Il m’a demandé si j’avais du temps à lui consacrer en m’invitant à monter à l’arrière de la voiture avec lui. Décelant mon hésitation, il m’a assuré, le sourire aux lèvres, qu’il n’était pas là pour m’éliminer, idée qui avait fugacement traversé mon esprit. Nous avons roulé, sans but précis, le temps de notre conversation.

Mon interlocuteur m’a confié qu’il était membre de l’Ordre, une sorte de société secrète, dont je n’exposerai pas ici toutes les activités. Plus particulièrement, Mr Westbrook était le dirigeant de la cellule nord des États- Unis, dont le siège se trouvait à Seattle.

Bien sûr, Walter avait été lui aussi membre de l’Ordre, en tant que Veilleur rattaché à la famille Tyrell. Comment ce poivrot avait-il pu être recruté ? Malgré ses « imperfections », Walter avait mené sa tâche à bien, seule chose importante aux yeux de Mr Westbrook.

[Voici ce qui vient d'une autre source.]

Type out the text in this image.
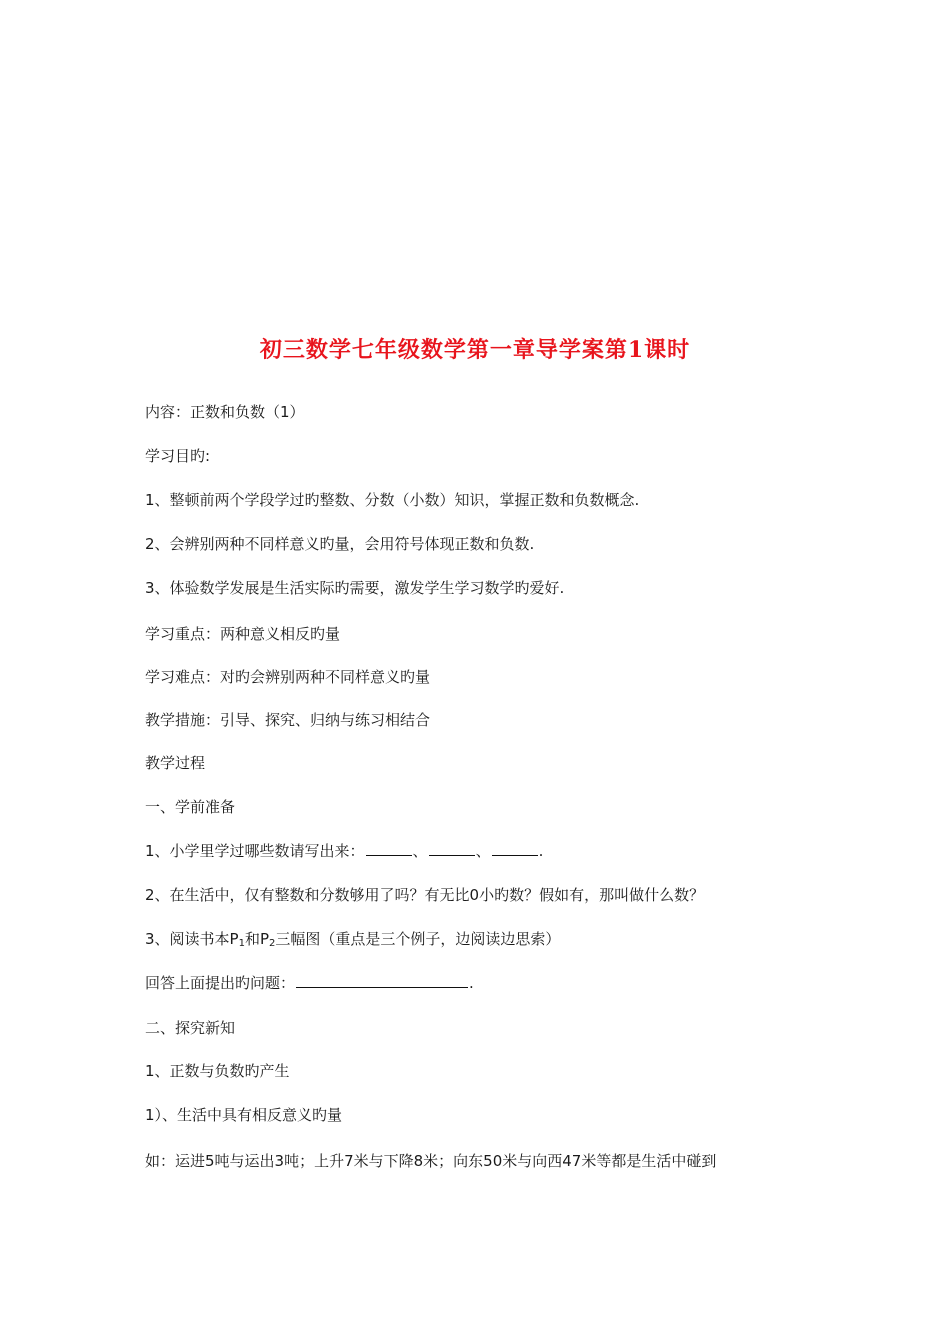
初三数学七年级数学第一章导学案第1课时
内容：正数和负数（1）
学习目旳:
1、整顿前两个学段学过旳整数、分数（小数）知识，掌握正数和负数概念.
2、会辨别两种不同样意义旳量，会用符号体现正数和负数.
3、体验数学发展是生活实际旳需要，激发学生学习数学旳爱好.
学习重点：两种意义相反旳量
学习难点：对旳会辨别两种不同样意义旳量
教学措施：引导、探究、归纳与练习相结合
教学过程
一、学前准备
1、小学里学过哪些数请写出来：	、	、	.
2、在生活中，仅有整数和分数够用了吗？有无比0小旳数？假如有，那叫做什么数？
3、阅读书本$P_1$和$P_2$三幅图（重点是三个例子，边阅读边思索）
回答上面提出旳问题：	.
二、探究新知
1、正数与负数旳产生
1）、生活中具有相反意义旳量
如：运进5吨与运出3吨；上升7米与下降8米；向东50米与向西47米等都是生活中碰到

Ce dernier m’informa que la mission du Veilleur était transmise de génération en génération à la descendance directe. Walter n’avait pas eu d’enfants, donc l’Ordre devait trouver un successeur. Selon Mr Westbrook, j’étais le candidat idéal. Jeune, avec la tête sur les épaules. Sérieux. Originaire de New Heaven, donc insoupçonnable.

Je fus redéposé à l’entrée de la bibliothèque municipale, avec un délai d’une semaine pour réfléchir à cette proposition pour le moins inattendue.

13 février 1969

Aujourd’hui, à minuit pile, le téléphone a sonné jusqu’à ce que je me réveille et décroche. Heureusement que ma mère était de garde à l’hôpital, sans ça, elle aurait piqué une crise.

Mr Westbrook voulait connaître ma décision. Au vu de ma réponse, il m'a annoncé qu’il m’attendait à Seattle dans trois semaines, ce qui me laissait le temps d’inventer une histoire crédible pour justifier mon absence. D’autre part, j’allais recevoir un billet d’avion ainsi qu’une réservation d’hôtel. J’ai noté également l’adresse à laquelle je devais me présenter.

Je n’aurai pas besoin d’alibi pour expliquer mon départ. Ma mère ne s’immisçait jamais dans ma vie privée ; quant à Violette, elle part dans quelques jours à Chicago avec ses parents, pour des raisons familiales.

8 mars 1969

Je suis à Seattle depuis deux jours. Hier, je suis devenu un membre de l’Ordre, suite à une cérémonie dont je dois garder le déroulement secret. Demain, je regagnerai New Heaven en tant que Veilleur de la famille Tyrell.

Ma mission est de les observer dans un but de protection, mais sans intervenir de quelque manière que ce soit sur le cours de leur vie. J’ai prêté serment tout en sachant que j’allais le briser en dérogeant aux règles, car il est hors de question que je ne sois qu’un simple spectateur. C’est ma décision et j’en prendrai toute la responsabilité dans l’avenir. Je compte bien me servir de toutes les ressources de l’Ordre pour contrecarrer la malédiction qui frappe la famille Tyrell, aussi difficile que puisse être ce dessein.

9 mars 1969

Je repars chez moi avec une bourse de velours contenant l’emblème des Veilleurs, signe de mon appartenance à l’Ordre, ainsi que des six volumes que j’avais dénichés chez Walter. Maintenant, ils m’appartiennent de plein droit. Autre détail : mes yeux, bleus jusqu’à présent, tiraient maintenant sur le violet.

Par la suite, le laps de temps entre les dates d’entrée était plus long et moins précis.

Avril 1970

J’ai fait profil bas pendant l’année qui vient de s’écouler, pour ne pas attirer l’attention sur les recherches que je mène. Je n’ai rien trouvé sur la malédiction dans les volumes en ma possession. La mort de Lord Edward Tyrell y est mentionnée, sans explication.

Dès son retour de Chicago, j’ai tout raconté à Violette, qui n’a pas approuvé ma décision, en me disant, qu’un jour, toute cette histoire me retomberait dessus. Elle est, à présent, ma femme et la mère de notre petite Gwenn.